I recently saw this article on espn.com in which Hal Steinbrenner calls revenue sharing ""Socialism, communism, whatever you want to call it." And says of teams in small markets, "At some point, if you don't want to worry about teams in minor markets, don't put teams in minor markets, or don't leave teams in minor markets if they're truly minor,"
So where does he want to go? Maybe Hal is for contraction. By my quick look around the internet 4 teams fall outside of the top 30 US media markets. So what, maybe get rid of those 4 (#31 Kansas City #32 Cincinnati, #33 Milwaukee, Toronto) then get rid of the double dippers (White Sox, A's, Mets, Angels) and you're all set right?

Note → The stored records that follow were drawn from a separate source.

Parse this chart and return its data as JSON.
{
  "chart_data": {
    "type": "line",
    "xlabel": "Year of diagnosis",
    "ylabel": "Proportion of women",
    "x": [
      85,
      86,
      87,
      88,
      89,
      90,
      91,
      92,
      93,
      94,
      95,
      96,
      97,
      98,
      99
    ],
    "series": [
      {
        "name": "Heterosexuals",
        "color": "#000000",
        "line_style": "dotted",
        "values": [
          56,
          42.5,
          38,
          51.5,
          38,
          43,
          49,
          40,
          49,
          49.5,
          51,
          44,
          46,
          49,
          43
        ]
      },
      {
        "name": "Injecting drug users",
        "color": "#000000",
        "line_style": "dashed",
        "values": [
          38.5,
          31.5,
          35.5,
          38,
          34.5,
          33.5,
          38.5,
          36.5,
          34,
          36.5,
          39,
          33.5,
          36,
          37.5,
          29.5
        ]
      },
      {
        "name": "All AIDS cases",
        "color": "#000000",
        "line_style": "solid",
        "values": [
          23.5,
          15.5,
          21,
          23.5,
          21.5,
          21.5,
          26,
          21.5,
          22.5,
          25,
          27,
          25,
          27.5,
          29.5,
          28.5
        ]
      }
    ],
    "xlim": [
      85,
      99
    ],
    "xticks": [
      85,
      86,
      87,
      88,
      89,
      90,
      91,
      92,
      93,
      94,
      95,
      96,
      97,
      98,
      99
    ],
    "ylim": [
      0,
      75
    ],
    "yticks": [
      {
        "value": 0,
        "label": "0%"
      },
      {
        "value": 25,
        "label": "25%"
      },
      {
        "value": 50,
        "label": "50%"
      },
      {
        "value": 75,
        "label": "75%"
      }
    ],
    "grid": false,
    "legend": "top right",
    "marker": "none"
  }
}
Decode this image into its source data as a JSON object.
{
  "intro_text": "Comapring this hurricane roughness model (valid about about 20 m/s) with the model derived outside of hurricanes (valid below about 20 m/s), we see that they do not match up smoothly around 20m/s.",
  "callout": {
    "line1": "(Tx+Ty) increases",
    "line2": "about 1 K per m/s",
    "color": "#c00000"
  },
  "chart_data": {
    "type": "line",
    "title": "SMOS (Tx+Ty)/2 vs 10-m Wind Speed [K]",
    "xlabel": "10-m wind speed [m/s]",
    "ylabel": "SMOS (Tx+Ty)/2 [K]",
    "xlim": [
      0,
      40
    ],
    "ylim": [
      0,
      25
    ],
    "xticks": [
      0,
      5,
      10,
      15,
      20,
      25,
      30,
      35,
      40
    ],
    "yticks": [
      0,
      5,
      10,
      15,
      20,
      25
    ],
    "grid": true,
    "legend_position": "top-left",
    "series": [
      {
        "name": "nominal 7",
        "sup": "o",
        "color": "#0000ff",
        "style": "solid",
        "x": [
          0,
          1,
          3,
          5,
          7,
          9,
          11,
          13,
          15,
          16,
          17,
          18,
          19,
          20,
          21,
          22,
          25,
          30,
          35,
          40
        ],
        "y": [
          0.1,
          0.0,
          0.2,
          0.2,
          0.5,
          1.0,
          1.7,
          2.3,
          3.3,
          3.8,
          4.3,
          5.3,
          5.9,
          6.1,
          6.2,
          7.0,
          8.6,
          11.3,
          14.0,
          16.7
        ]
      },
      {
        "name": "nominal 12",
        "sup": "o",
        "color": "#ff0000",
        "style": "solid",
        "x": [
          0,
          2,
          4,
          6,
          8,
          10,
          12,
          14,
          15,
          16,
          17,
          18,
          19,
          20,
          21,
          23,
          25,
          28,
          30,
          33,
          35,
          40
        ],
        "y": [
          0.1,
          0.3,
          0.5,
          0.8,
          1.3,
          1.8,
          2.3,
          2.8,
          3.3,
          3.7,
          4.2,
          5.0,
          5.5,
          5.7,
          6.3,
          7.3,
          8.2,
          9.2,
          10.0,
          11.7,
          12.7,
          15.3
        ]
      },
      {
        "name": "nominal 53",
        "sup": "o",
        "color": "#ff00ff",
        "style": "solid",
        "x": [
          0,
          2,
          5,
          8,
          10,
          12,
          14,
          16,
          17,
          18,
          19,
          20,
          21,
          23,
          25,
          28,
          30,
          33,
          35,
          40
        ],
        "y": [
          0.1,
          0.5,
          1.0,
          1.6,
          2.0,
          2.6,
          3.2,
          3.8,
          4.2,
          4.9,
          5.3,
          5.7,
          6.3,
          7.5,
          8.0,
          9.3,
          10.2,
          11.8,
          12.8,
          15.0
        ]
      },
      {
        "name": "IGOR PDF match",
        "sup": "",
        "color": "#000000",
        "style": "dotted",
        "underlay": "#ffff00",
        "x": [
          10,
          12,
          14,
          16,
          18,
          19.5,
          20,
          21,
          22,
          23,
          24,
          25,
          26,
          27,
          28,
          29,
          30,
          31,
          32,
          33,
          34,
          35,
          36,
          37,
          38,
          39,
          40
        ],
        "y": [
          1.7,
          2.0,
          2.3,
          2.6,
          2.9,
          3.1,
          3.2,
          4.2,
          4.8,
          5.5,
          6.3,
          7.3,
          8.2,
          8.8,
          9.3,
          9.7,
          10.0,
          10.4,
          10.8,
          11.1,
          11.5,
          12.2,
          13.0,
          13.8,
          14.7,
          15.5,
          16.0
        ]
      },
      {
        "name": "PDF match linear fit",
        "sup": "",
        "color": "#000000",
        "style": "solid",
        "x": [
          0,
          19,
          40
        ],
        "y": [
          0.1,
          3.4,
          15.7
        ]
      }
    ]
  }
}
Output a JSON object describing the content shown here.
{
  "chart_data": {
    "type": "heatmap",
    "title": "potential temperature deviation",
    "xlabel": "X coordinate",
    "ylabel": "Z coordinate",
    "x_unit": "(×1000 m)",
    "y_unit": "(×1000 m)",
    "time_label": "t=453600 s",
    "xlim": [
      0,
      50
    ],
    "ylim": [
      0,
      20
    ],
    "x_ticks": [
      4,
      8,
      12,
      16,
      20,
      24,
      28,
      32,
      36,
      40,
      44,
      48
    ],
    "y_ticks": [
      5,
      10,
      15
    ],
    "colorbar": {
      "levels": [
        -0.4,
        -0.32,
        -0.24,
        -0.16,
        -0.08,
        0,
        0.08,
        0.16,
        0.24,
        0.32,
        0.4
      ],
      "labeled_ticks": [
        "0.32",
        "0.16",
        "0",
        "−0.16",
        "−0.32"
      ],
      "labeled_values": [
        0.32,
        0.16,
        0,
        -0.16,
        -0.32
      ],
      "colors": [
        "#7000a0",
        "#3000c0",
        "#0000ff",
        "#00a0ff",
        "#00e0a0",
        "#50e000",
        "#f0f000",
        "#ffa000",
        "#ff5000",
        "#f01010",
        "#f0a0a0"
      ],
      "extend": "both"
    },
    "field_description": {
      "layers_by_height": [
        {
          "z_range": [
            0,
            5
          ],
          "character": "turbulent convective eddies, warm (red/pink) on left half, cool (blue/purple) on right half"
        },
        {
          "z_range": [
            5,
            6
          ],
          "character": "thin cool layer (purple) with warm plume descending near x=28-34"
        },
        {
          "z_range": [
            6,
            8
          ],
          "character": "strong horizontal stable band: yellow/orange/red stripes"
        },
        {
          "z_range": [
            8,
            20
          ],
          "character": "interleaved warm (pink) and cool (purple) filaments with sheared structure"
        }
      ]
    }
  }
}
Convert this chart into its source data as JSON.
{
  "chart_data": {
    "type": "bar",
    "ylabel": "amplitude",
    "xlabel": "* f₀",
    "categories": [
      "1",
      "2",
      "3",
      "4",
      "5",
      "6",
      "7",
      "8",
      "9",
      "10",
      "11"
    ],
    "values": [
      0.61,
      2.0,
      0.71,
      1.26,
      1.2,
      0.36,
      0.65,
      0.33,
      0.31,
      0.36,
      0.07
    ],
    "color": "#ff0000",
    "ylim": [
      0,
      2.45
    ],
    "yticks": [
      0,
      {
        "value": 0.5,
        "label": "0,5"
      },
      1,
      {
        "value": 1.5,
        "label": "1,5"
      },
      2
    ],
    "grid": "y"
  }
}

I like his "don't put them in small markets" comment like teams just got dropped in these cities randomly last week. These teams have been in most of these towns for a very very long time. When they were established baseball still had the reserve clause. You didn't need $200M for your payroll. Now times have changed. You need a healthy league to have interest. If you don't support the Royals then you're hurting the league.
I will say there should be a salary floor. If you take revenue sharing money you should basically be a break even organization. You should be forced to put that money into development, not the owner's pocket. Of course Hank could pay less in luxury tax if say, he kept his payroll down. Like maybe not paying $35M for a set up guy.